Quels astéroïdes nous menacent ?

Les astéroïdes sont des corps rocheux errant dans l'espace, d'un diamètre compris entre dix mètres et mille kilomètres. Plusieurs millions d'entre eux gravitent dans le système solaire, notamment entre Mars et Jupiter dans la ceinture principale d'astéroïdes, ou encore, dans la ceinture de Kuiper au-delà de Neptune. Par le jeu des perturbations gravitationnelles, leur trajectoire les fait parfois croiser notre orbite, auquel cas on les appelle des géocroiseurs. Lorsqu'il pénètrent dans l'atmosphère et atteignent la surface, il s'agit de météorites.

Comme les comètes, les astéroïdes ont contribué à l'apparition de la vie sur Terre en y apportant de l'eau et des matériaux organiques, mais ils ont aussi provoqué des destructions, directement par leur impact ou indirectement par leurs effets sur le climat et les écosystèmes. Le risque d'être touché par un astéroïde est faible à l'échelle d'une vie humaine, mais certain sur la durée, avec des effets dévastateurs s'il tombe sur une zone densément peuplée.

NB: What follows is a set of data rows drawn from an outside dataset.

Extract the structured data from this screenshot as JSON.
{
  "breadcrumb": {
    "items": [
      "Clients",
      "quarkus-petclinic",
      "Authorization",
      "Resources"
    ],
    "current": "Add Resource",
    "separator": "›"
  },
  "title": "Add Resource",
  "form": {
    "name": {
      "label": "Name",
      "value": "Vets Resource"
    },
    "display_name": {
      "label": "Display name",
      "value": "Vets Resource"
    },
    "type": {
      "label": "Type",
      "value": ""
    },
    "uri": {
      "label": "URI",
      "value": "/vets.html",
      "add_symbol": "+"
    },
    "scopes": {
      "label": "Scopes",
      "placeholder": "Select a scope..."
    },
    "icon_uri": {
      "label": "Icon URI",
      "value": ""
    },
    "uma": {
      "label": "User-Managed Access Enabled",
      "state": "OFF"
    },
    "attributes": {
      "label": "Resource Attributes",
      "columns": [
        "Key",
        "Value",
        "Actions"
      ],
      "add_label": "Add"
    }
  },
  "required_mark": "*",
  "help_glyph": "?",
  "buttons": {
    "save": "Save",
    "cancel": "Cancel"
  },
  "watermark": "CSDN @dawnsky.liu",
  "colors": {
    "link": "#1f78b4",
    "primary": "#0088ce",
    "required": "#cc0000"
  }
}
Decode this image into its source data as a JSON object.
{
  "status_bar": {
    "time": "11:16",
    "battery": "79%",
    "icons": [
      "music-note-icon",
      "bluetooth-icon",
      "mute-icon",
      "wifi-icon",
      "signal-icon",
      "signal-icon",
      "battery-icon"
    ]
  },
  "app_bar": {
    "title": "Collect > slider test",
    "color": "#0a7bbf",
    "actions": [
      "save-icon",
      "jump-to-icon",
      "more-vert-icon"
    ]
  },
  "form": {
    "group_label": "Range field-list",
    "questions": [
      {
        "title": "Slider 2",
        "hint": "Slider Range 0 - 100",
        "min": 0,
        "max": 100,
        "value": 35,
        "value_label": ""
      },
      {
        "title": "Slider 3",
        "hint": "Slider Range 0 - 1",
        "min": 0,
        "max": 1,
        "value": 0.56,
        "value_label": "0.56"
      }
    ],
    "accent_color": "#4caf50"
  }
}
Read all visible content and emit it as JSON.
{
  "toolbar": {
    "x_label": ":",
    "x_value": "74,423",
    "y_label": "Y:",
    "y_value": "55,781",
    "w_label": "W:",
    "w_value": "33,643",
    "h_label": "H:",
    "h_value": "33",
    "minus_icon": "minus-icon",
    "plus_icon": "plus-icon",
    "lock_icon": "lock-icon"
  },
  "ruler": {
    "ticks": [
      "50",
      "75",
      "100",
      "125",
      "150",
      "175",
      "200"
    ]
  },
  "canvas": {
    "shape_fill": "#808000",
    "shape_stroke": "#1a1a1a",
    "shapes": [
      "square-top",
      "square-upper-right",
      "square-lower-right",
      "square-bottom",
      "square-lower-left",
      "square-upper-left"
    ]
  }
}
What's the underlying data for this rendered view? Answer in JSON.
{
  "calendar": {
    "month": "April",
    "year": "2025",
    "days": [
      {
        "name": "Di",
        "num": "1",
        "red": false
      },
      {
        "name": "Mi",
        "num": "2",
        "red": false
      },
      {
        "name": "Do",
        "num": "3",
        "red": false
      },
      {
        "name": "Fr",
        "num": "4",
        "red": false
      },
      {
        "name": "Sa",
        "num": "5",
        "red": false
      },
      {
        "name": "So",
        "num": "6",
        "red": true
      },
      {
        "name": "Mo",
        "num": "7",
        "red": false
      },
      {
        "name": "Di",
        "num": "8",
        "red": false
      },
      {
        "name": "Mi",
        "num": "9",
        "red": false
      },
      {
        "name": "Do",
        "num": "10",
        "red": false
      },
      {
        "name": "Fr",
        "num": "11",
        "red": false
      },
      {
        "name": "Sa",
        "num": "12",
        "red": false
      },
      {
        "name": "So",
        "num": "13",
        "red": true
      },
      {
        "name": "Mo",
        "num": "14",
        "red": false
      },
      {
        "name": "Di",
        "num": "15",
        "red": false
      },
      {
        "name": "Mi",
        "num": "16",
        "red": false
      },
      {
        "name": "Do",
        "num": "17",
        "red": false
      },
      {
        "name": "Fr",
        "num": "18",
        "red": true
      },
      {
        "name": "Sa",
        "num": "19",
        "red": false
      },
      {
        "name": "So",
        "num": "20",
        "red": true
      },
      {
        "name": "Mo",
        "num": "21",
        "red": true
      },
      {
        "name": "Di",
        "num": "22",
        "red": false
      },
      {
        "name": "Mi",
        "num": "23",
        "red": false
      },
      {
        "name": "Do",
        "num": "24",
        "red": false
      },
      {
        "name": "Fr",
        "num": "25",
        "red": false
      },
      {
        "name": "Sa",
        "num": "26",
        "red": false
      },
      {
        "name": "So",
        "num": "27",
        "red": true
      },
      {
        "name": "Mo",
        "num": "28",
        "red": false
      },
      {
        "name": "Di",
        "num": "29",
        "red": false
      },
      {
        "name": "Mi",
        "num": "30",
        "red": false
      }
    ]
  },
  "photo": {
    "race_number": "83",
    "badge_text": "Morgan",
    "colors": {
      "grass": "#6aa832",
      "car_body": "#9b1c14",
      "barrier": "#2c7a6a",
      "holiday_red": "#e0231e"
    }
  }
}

La communauté scientifique parvient aujourd'hui à surveiller 90% des objets célestes de plus de 1 kilomètre, 30% des astéroïdes de 160 mètres et plus et 1% des corps de plus de 30 mètres, ces derniers pouvant détruire une ville. Les efforts s'accroissent pour mieux les recenser et développer des missions permettant de réagir à leur éventuelle venue. Leur potentiel de dangerosité est classé selon l'échelle de Turin, graduée de 0 à 10, 10 signifiant une collision frontale avec la planète.

Trois techniques pour dévier un astéroïde

Pour se protéger d'une collision dangereuse, il faut s'adapter aux risques possibles. Ainsi, pour les astéroïdes de taille inférieure à 50 mètres avec un temps d'impact très court, la seule possibilité est de prédire le point d'impact et d'évacuer la zone concernée. Si l'objet est plus gros ou le temps avant l'impact plus long, trois techniques sont à l'étude pour faire dévier l'astéroïde et éviter la collision.

Pour les astéroïdes de taille inférieure à cinquante mètres avec un temps d'impact suffisant, la méthode du tracteur gravitationnel consiste à envoyer un assemblage assez massif de satellites artificiels près de l'astéroïde. La force de gravitation va alors modifier la vitesse et la trajectoire de l'astéroïde, l'envoyant sur une orbite différente de celle de la planète. Cette solution, qui nécessite des modélisations et des calculs très poussés, n'existe pour l'instant qu'à l'état de théorie.

Pour les astéroïdes de taille comprise entre cinquante mètres et plusieurs centaines de mètres, la technique de l'impacteur cinétique consiste à envoyer une fusée heurter à très grande vitesse l'astéroïde, à un endroit et avec une vitesse précise. La mission américano-européenne AIDA mettra à l'épreuve cette solution, avec l'engin autoguidé baptisé DART. En 2022, il devra percuter la lune de l'astéroïde Didymos, afin d'observer la réaction de l'objet céleste.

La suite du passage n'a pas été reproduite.